Ce besoin de changement, Sebastian Kurz l’a canalisé dans l’immigration, un thème qui a dominé toute sa campagne. «C’est un thème qui mobilise particulièrement depuis la crise des réfugiés de l’automne 2015», explique la politologue carinthienne Kathrin Stainer-Hämmerle. «Le thème avait déjà été instrumentalisé auparavant par des hommes comme Jörg Haider, mais c’était pour le compte du FPÖ.» Fin de l’immigration illégale, restriction du droit d’asile, baisse des aides sociales pour les étrangers: Sebastian Kurz a été accusé de reprendre à son compte les positions de ce parti d’extrême droite, ce qui n’a pas empêché celui-ci d’effectuer un bon score.

Le bon résultat du FPÖ n’a rien d’extraordinaire en Autriche, où ce parti participe déjà à l’administration de plusieurs communes et régions. Tout porte à croire que Sebastian Kurz, peu tenté de renouveler la dysfonctionnelle «grande coalition» avec la gauche, va choisir une alliance avec l’extrême droite pour former une majorité de gouvernement. Avec l’institutionnalisation du FPÖ, une telle alliance ne créerait plus le même tollé qu’avait suscité, en 2000-2006, une première coalition de ce genre au niveau fédéral.

Sebastian Kurz porte beaucoup d’espoirs. Qu’en fera-t-il? Le nouveau leader conservateur a exprimé son intention de renforcer les compétences du chancelier autrichien. «La marque d’une tendance à l’autoritarisme, elle aussi inspirée du camp populiste», suspecte Kathrin Stainer-Hämmerle. Une telle tendance s’exprimerait déjà au sein de son parti, où les voix discordantes ont été étouffées pendant la campagne.

Le chancelier en puissance a laissé planer un certain flou sur les réformes concrètes qu’il mènerait dans bien des domaines.
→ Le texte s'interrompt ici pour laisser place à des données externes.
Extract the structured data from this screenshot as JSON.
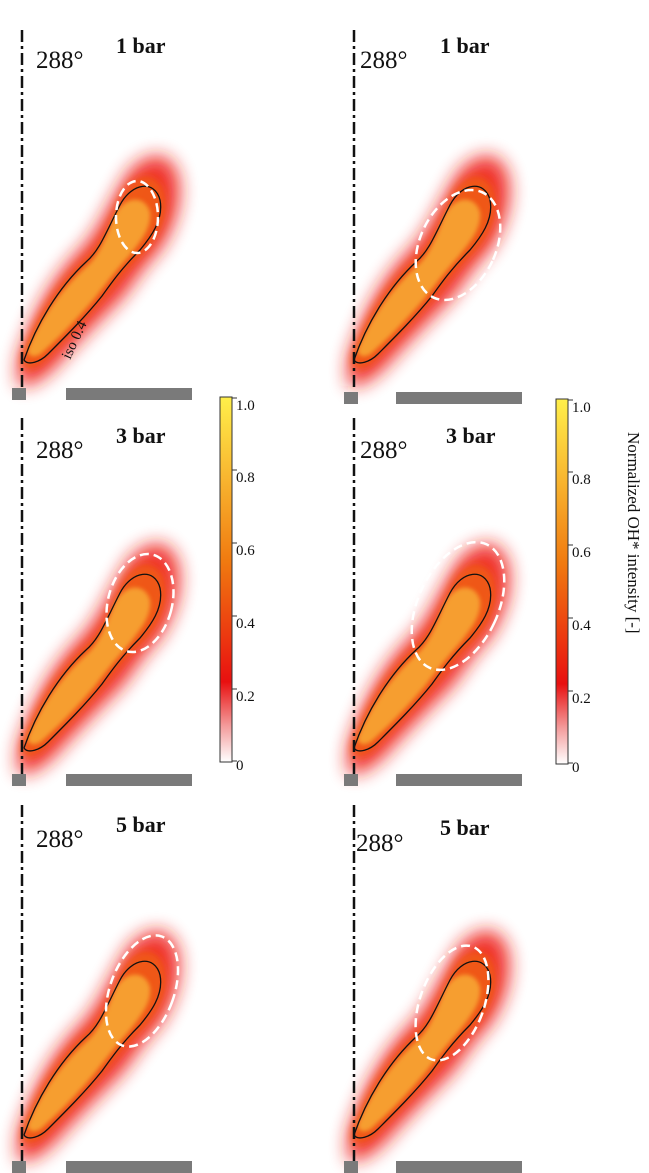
{
  "panels": [
    {
      "angle": "288°",
      "pressure": "1 bar"
    },
    {
      "angle": "288°",
      "pressure": "1 bar"
    },
    {
      "angle": "288°",
      "pressure": "3 bar"
    },
    {
      "angle": "288°",
      "pressure": "3 bar"
    },
    {
      "angle": "288°",
      "pressure": "5 bar"
    },
    {
      "angle": "288°",
      "pressure": "5 bar"
    }
  ],
  "iso_label": "iso 0.4",
  "colorbar": {
    "ticks": [
      "1.0",
      "0.8",
      "0.6",
      "0.4",
      "0.2",
      "0"
    ],
    "title": "Normalized OH* intensity [-]",
    "colors": {
      "high": "#ffef4a",
      "mid": "#f07a10",
      "low_mid": "#e81010",
      "low": "#ffffff"
    }
  }
}
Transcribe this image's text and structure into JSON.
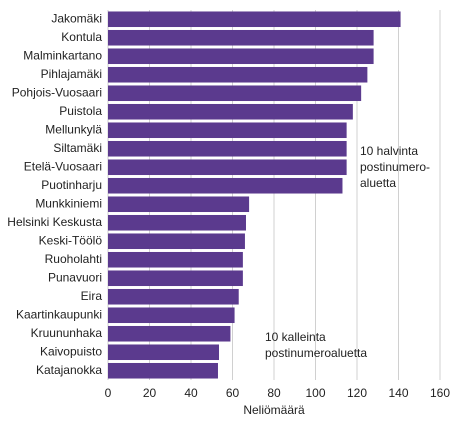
{
  "chart_data": {
    "type": "bar",
    "orientation": "horizontal",
    "categories": [
      "Jakomäki",
      "Kontula",
      "Malminkartano",
      "Pihlajamäki",
      "Pohjois-Vuosaari",
      "Puistola",
      "Mellunkylä",
      "Siltamäki",
      "Etelä-Vuosaari",
      "Puotinharju",
      "Munkkiniemi",
      "Helsinki Keskusta",
      "Keski-Töölö",
      "Ruoholahti",
      "Punavuori",
      "Eira",
      "Kaartinkaupunki",
      "Kruununhaka",
      "Kaivopuisto",
      "Katajanokka"
    ],
    "values": [
      141,
      128,
      128,
      125,
      122,
      118,
      115,
      115,
      115,
      113,
      68,
      66.5,
      66,
      65,
      65,
      63,
      61,
      59,
      53.5,
      53
    ],
    "color": "#5b3a8e",
    "xlim": [
      0,
      160
    ],
    "xticks": [
      0,
      20,
      40,
      60,
      80,
      100,
      120,
      140,
      160
    ],
    "x_label": "Neliömäärä",
    "grid": true,
    "annotations": [
      [
        "10 halvinta",
        "postinumero-",
        "aluetta"
      ],
      [
        "10 kalleinta",
        "postinumeroaluetta"
      ]
    ]
  }
}
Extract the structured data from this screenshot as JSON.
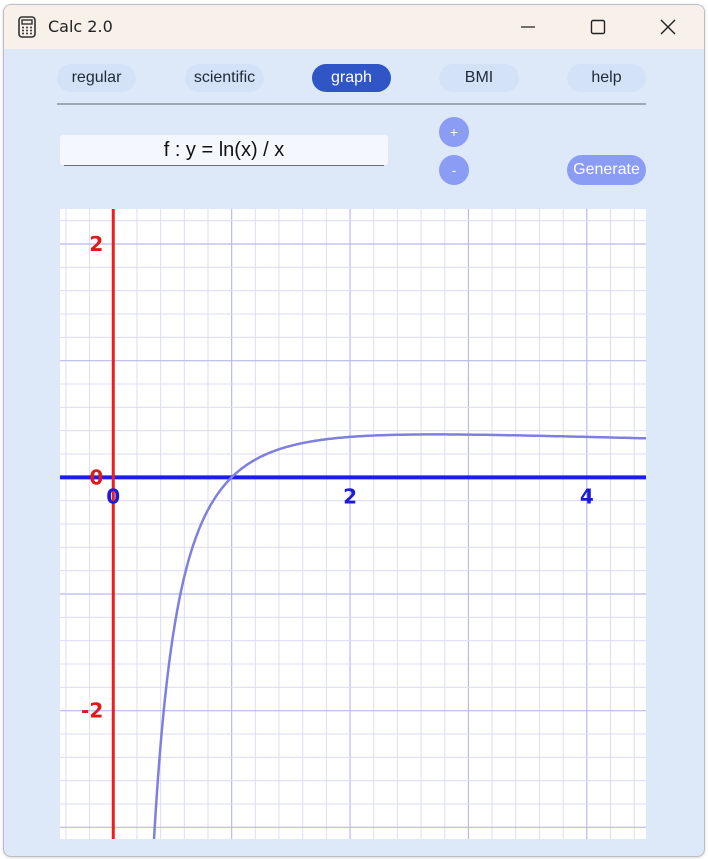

En cas de coalition avec le FPÖ, les deux partis pourraient néanmoins s’accorder, outre sur diverses restrictions pour les immigrés, sur une grande réforme fiscale. Elle irait vers un allégement de milliards d’euros d’impôts. La grande inconnue reste toutefois la diplomatie. Alors que le FPÖ, eurosceptique, revendique déjà le Ministère des affaires étrangères, cette question pourrait être une source majeure de tension avec l’aile europhile de l’ÖVP, note Laurenz Ennser-Jedenastik. Un changement qui pourrait ternir l’image de l’Autriche alors qu’elle prendra la présidence tournante de l’Union européenne l’été prochain.